E5/D120 and E5/D180 significantly reduced trough SiDBP (-7.6 and -8.3 mm Hg, respectively; P < .05) versus their monotherapies. E5/D120 and E5/D180 significantly reduced trough sitting systolic blood pressure (-7.9 and -9.0, respectively; P < .05) versus both diltiazem ER monotherapies. All active treatments significantly decreased SiDBP and SiSBP versus placebo. E/D effectively lowered SiDBP and SiSBP during the open label extension. No significant difference was seen among treatment groups for the overall incidence of adverse events.
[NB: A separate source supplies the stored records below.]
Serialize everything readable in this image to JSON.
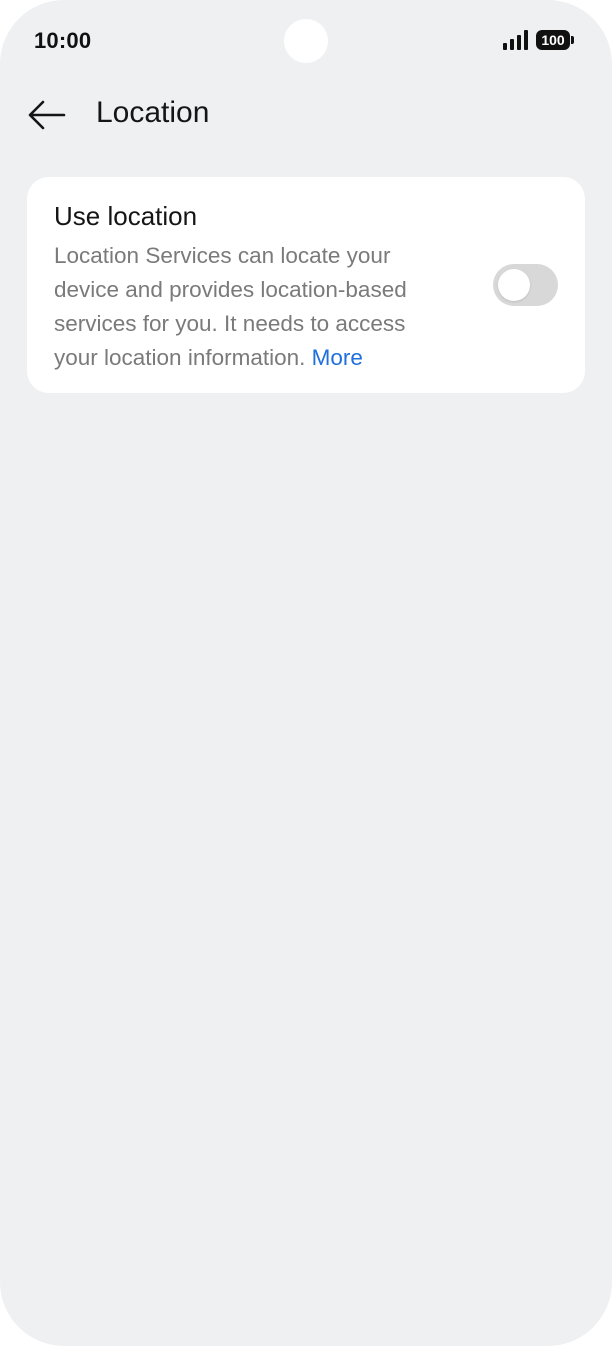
{
  "status_bar": {
    "time": "10:00",
    "battery": "100"
  },
  "header": {
    "title": "Location",
    "back_icon": "arrow-left-icon"
  },
  "location_card": {
    "title": "Use location",
    "description": "Location Services can locate your device and provides location-based services for you. It needs to access your location information.",
    "more_link": "More",
    "toggle_on": false
  },
  "colors": {
    "background": "#eff0f2",
    "card": "#ffffff",
    "link": "#1f6fdc",
    "toggle_off": "#d8d8d8"
  }
}
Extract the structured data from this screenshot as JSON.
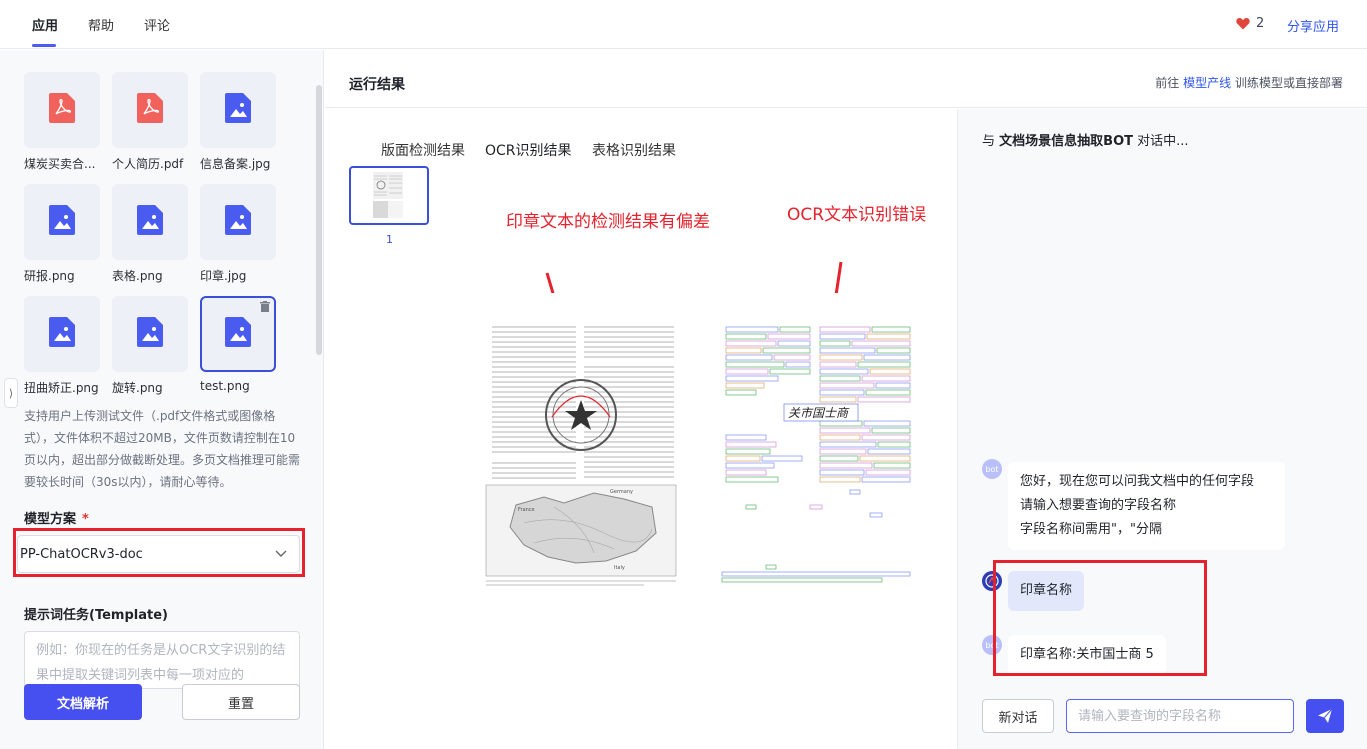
{
  "topbar": {
    "tabs": [
      {
        "label": "应用",
        "active": true
      },
      {
        "label": "帮助",
        "active": false
      },
      {
        "label": "评论",
        "active": false
      }
    ],
    "like_count": "2",
    "share_label": "分享应用"
  },
  "files": [
    {
      "name": "煤炭买卖合...",
      "type": "pdf"
    },
    {
      "name": "个人简历.pdf",
      "type": "pdf"
    },
    {
      "name": "信息备案.jpg",
      "type": "image"
    },
    {
      "name": "研报.png",
      "type": "image"
    },
    {
      "name": "表格.png",
      "type": "image"
    },
    {
      "name": "印章.jpg",
      "type": "image"
    },
    {
      "name": "扭曲矫正.png",
      "type": "image"
    },
    {
      "name": "旋转.png",
      "type": "image"
    },
    {
      "name": "test.png",
      "type": "image",
      "selected": true
    }
  ],
  "upload_hint": "支持用户上传测试文件（.pdf文件格式或图像格式），文件体积不超过20MB，文件页数请控制在10页以内，超出部分做截断处理。多页文档推理可能需要较长时间（30s以内），请耐心等待。",
  "model": {
    "title": "模型方案",
    "required_mark": "*",
    "selected": "PP-ChatOCRv3-doc"
  },
  "template": {
    "title": "提示词任务(Template)",
    "placeholder": "例如：你现在的任务是从OCR文字识别的结果中提取关键词列表中每一项对应的"
  },
  "actions": {
    "parse_label": "文档解析",
    "reset_label": "重置"
  },
  "result": {
    "title": "运行结果",
    "goto_prefix": "前往",
    "goto_link": "模型产线",
    "goto_suffix": "训练模型或直接部署",
    "tabs": [
      "版面检测结果",
      "OCR识别结果",
      "表格识别结果"
    ],
    "active_tab": "OCR识别结果",
    "page_number": "1",
    "annotation_left": "印章文本的检测结果有偏差",
    "annotation_right": "OCR文本识别错误",
    "ocr_text": "关市国士商",
    "map_labels": [
      "France",
      "Germany",
      "Italy"
    ]
  },
  "chat": {
    "title_prefix": "与",
    "bot_name": "文档场景信息抽取BOT",
    "title_suffix": "对话中...",
    "bot_avatar": "bot",
    "messages": [
      {
        "role": "bot",
        "lines": [
          "您好，现在您可以问我文档中的任何字段",
          "请输入想要查询的字段名称",
          "字段名称间需用\"，\"分隔"
        ]
      },
      {
        "role": "user",
        "lines": [
          "印章名称"
        ]
      },
      {
        "role": "bot",
        "lines": [
          "印章名称:关市国士商 5"
        ]
      }
    ],
    "new_chat_label": "新对话",
    "input_placeholder": "请输入要查询的字段名称"
  },
  "colors": {
    "accent": "#4650f0",
    "highlight_red": "#e5222d",
    "pdf_red": "#f2625d",
    "image_blue": "#4a5cf0"
  }
}
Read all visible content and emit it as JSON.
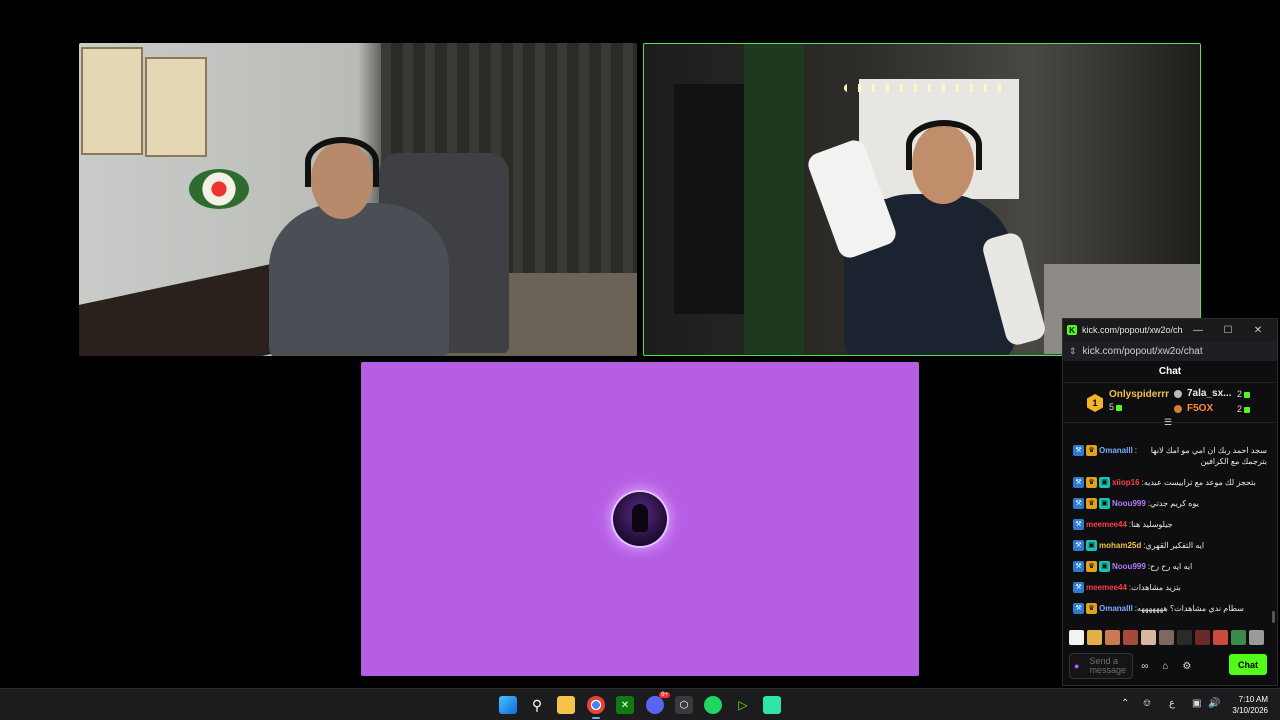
{
  "chat_window": {
    "title": "kick.com/popout/xw2o/chat...",
    "url": "kick.com/popout/xw2o/chat",
    "header": "Chat",
    "leaderboard": {
      "rank_badge": "1",
      "top_user": "Onlyspiderrr",
      "top_count": "5",
      "second_user": "7ala_sx...",
      "second_count": "2",
      "third_user": "F5OX",
      "third_count": "2"
    },
    "messages": [
      {
        "user": "Omanalll",
        "color": "#7fa9ff",
        "text": "سجد احمد ربك ان امي مو امك لانها بترجمك مع الكرافين",
        "badges": [
          "blue",
          "gold"
        ]
      },
      {
        "user": "xiiop16",
        "color": "#ff3b4a",
        "text": "بتحجز لك موعد مع ترابيست عبديه",
        "badges": [
          "blue",
          "gold",
          "teal"
        ]
      },
      {
        "user": "Noou999",
        "color": "#b37aff",
        "text": "يوه كريم جدتي",
        "badges": [
          "blue",
          "gold",
          "teal"
        ]
      },
      {
        "user": "meemee44",
        "color": "#ff3b4a",
        "text": "جيلوسليد هنا",
        "badges": [
          "blue"
        ]
      },
      {
        "user": "moham25d",
        "color": "#f0c04a",
        "text": "ايه التفكير القهري",
        "badges": [
          "blue",
          "teal"
        ]
      },
      {
        "user": "Noou999",
        "color": "#b37aff",
        "text": "ايه ايه رح رح",
        "badges": [
          "blue",
          "gold",
          "teal"
        ]
      },
      {
        "user": "meemee44",
        "color": "#ff3b4a",
        "text": "بتزيد مشاهدات",
        "badges": [
          "blue"
        ]
      },
      {
        "user": "Omanalll",
        "color": "#7fa9ff",
        "text": "سطام ندي مشاهدات؟ هههههههه",
        "badges": [
          "blue",
          "gold"
        ]
      }
    ],
    "input_placeholder": "Send a message",
    "send_label": "Chat"
  },
  "taskbar": {
    "time": "7:10 AM",
    "date": "3/10/2026",
    "lang": "ع",
    "discord_badge": "9+"
  },
  "colors": {
    "kick_green": "#53fc18",
    "stream_bg": "#b65ee3"
  }
}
The most common drug related adverse events were headache, edema/swelling, dizziness, asthenia/fatigue, cough, rash, and impotence. The event frequency for the combinations were similar to those seen with the monotherapies.
Fixed combinations of E/D were generally well tolerated, with an increased blood pressure lowering effect as compared with the individual components in patients with stage I to III hypertension.